About half of my audience knew something of the ACEs study and I used the KPJR Films ACEs Primer video to give everyone an overview before digging in to more detail. I had even found a bar chart that correlates 'Impaired Memory of Childhood' (a primary DID symptom) with ACEs scores. Lots of heads nodded as the obvious connections were made. The discussion about resilience that followed was particularly rich, in that many participants could identify some external factors that had been important, but understood that their own internal strategy of dissociating had been especially powerful in helping them to survive and thrive on the outside.
In preparation for this workshop, I had worked with my internal community of personalities to draw pictures of how dissociation had worked in our brain to keep the outside girl unaware of what was going on. These functional drawings helped clarify visually how compartments in a traumatized child's brain can be shut off from each other. The therapists and researchers in the group were particularly interested in these as possible training tools. Other participants told me that this new way of looking at it helped them see how their brains functioned, too.
The conference confirmed my suspicion that there are lots more of us than most people think.

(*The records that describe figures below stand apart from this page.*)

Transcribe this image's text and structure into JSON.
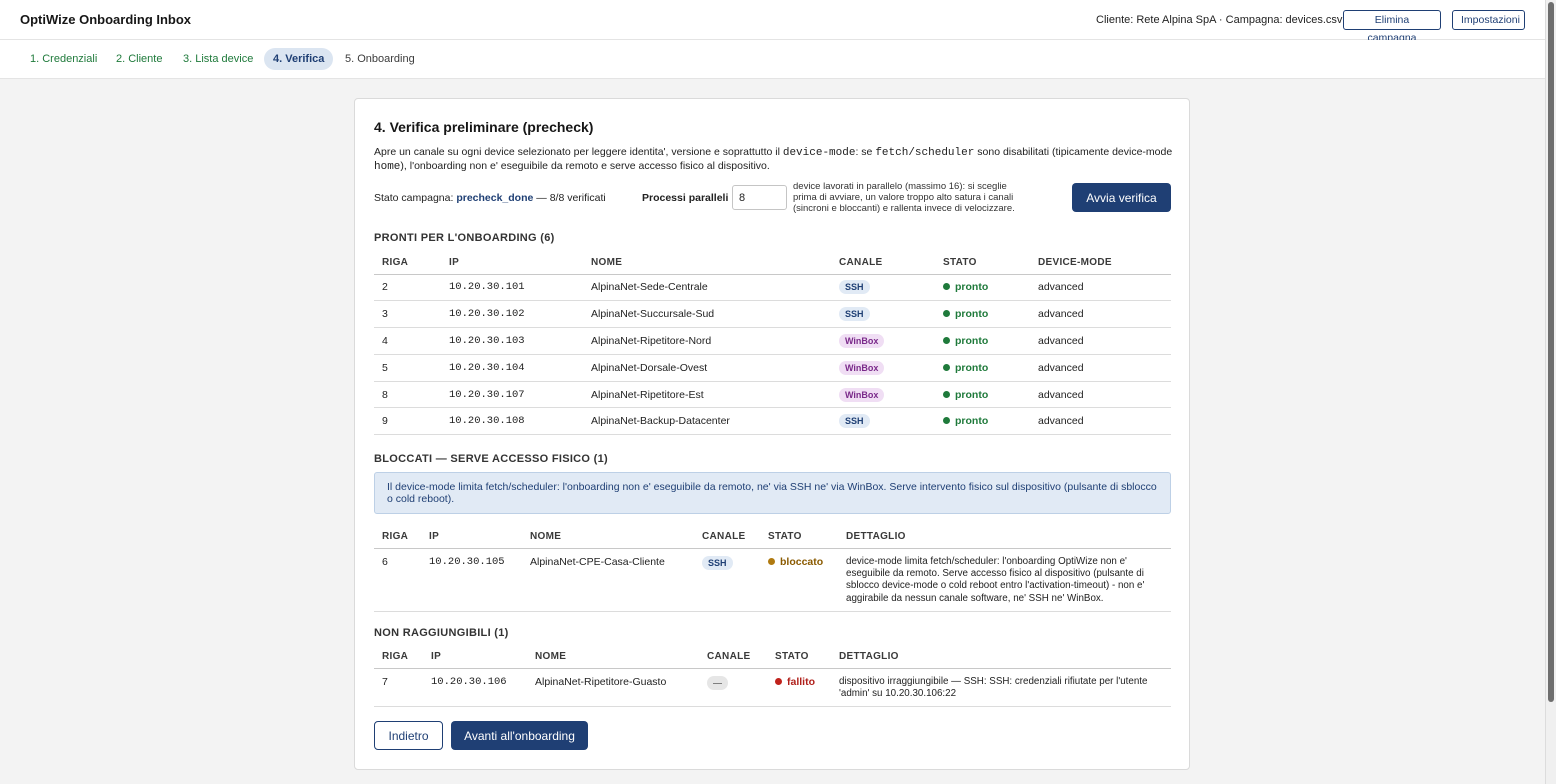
{
  "header": {
    "title": "OptiWize Onboarding Inbox",
    "client_info": "Cliente: Rete Alpina SpA · Campagna: devices.csv",
    "delete_label": "Elimina campagna",
    "settings_label": "Impostazioni"
  },
  "steps": [
    {
      "label": "1. Credenziali",
      "state": "done"
    },
    {
      "label": "2. Cliente",
      "state": "done"
    },
    {
      "label": "3. Lista device",
      "state": "done"
    },
    {
      "label": "4. Verifica",
      "state": "active"
    },
    {
      "label": "5. Onboarding",
      "state": "pending"
    }
  ],
  "main": {
    "title": "4. Verifica preliminare (precheck)",
    "intro": {
      "part1": "Apre un canale su ogni device selezionato per leggere identita', versione e soprattutto il ",
      "code1": "device-mode",
      "part2": ": se ",
      "code2": "fetch/scheduler",
      "part3": " sono disabilitati (tipicamente device-mode ",
      "code3": "home",
      "part4": "), l'onboarding non e' eseguibile da remoto e serve accesso fisico al dispositivo."
    },
    "status": {
      "label": "Stato campagna:",
      "value": "precheck_done",
      "sep": "—",
      "verified": "8/8 verificati"
    },
    "parallel": {
      "label": "Processi paralleli",
      "value": "8",
      "help": "device lavorati in parallelo (massimo 16): si sceglie prima di avviare, un valore troppo alto satura i canali (sincroni e bloccanti) e rallenta invece di velocizzare."
    },
    "start_label": "Avvia verifica"
  },
  "ready": {
    "title": "PRONTI PER L'ONBOARDING (6)",
    "headers": [
      "RIGA",
      "IP",
      "NOME",
      "CANALE",
      "STATO",
      "DEVICE-MODE"
    ],
    "rows": [
      {
        "row": "2",
        "ip": "10.20.30.101",
        "name": "AlpinaNet-Sede-Centrale",
        "channel": "SSH",
        "status": "pronto",
        "mode": "advanced"
      },
      {
        "row": "3",
        "ip": "10.20.30.102",
        "name": "AlpinaNet-Succursale-Sud",
        "channel": "SSH",
        "status": "pronto",
        "mode": "advanced"
      },
      {
        "row": "4",
        "ip": "10.20.30.103",
        "name": "AlpinaNet-Ripetitore-Nord",
        "channel": "WinBox",
        "status": "pronto",
        "mode": "advanced"
      },
      {
        "row": "5",
        "ip": "10.20.30.104",
        "name": "AlpinaNet-Dorsale-Ovest",
        "channel": "WinBox",
        "status": "pronto",
        "mode": "advanced"
      },
      {
        "row": "8",
        "ip": "10.20.30.107",
        "name": "AlpinaNet-Ripetitore-Est",
        "channel": "WinBox",
        "status": "pronto",
        "mode": "advanced"
      },
      {
        "row": "9",
        "ip": "10.20.30.108",
        "name": "AlpinaNet-Backup-Datacenter",
        "channel": "SSH",
        "status": "pronto",
        "mode": "advanced"
      }
    ]
  },
  "blocked": {
    "title": "BLOCCATI — SERVE ACCESSO FISICO (1)",
    "info": "Il device-mode limita fetch/scheduler: l'onboarding non e' eseguibile da remoto, ne' via SSH ne' via WinBox. Serve intervento fisico sul dispositivo (pulsante di sblocco o cold reboot).",
    "headers": [
      "RIGA",
      "IP",
      "NOME",
      "CANALE",
      "STATO",
      "DETTAGLIO"
    ],
    "rows": [
      {
        "row": "6",
        "ip": "10.20.30.105",
        "name": "AlpinaNet-CPE-Casa-Cliente",
        "channel": "SSH",
        "status": "bloccato",
        "detail": "device-mode limita fetch/scheduler: l'onboarding OptiWize non e' eseguibile da remoto. Serve accesso fisico al dispositivo (pulsante di sblocco device-mode o cold reboot entro l'activation-timeout) - non e' aggirabile da nessun canale software, ne' SSH ne' WinBox."
      }
    ]
  },
  "unreachable": {
    "title": "NON RAGGIUNGIBILI (1)",
    "headers": [
      "RIGA",
      "IP",
      "NOME",
      "CANALE",
      "STATO",
      "DETTAGLIO"
    ],
    "rows": [
      {
        "row": "7",
        "ip": "10.20.30.106",
        "name": "AlpinaNet-Ripetitore-Guasto",
        "channel": "—",
        "status": "fallito",
        "detail": "dispositivo irraggiungibile — SSH: SSH: credenziali rifiutate per l'utente 'admin' su 10.20.30.106:22"
      }
    ]
  },
  "footer": {
    "back_label": "Indietro",
    "next_label": "Avanti all'onboarding"
  },
  "colors": {
    "primary": "#1f3f74",
    "ok": "#1f7a3b",
    "blocked": "#8a5a00",
    "failed": "#b0201b",
    "ssh_badge": "#e1eaf5",
    "winbox_badge": "#f0def4"
  }
}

By "us" I mean high-functioning people like many of the attendees – lawyers, therapists, teachers, researchers, social workers – who live with the gift of dissociative identities. Prevalence statistics estimate that as much as 3% of the population has a dissociative diagnosis, and, as with many such complex diagnoses, that is likely under-counted.
I also learned how difficult it can be for people who present with a more typical trauma-related issue like addiction or an eating disorder to get appropriate treatment for – or even appropriate diagnosis of -- their DID. I heard several stories of multiple hospitalizations for the more visible symptom during which the underlying DID was missed completely – even in places that consider themselves to provide trauma-informed care.
Most of all, I am excited that I found my new advocacy voice. A blend of personal story and ACEs science brought this audience to new understandings. The evaluations of the session were great, and leave me energized and ready to meet the opportunities that lie ahead to deepen connections between ACEs and adult mental health, increase understanding of both, and demystify the much-maligned superpower that is dissociation.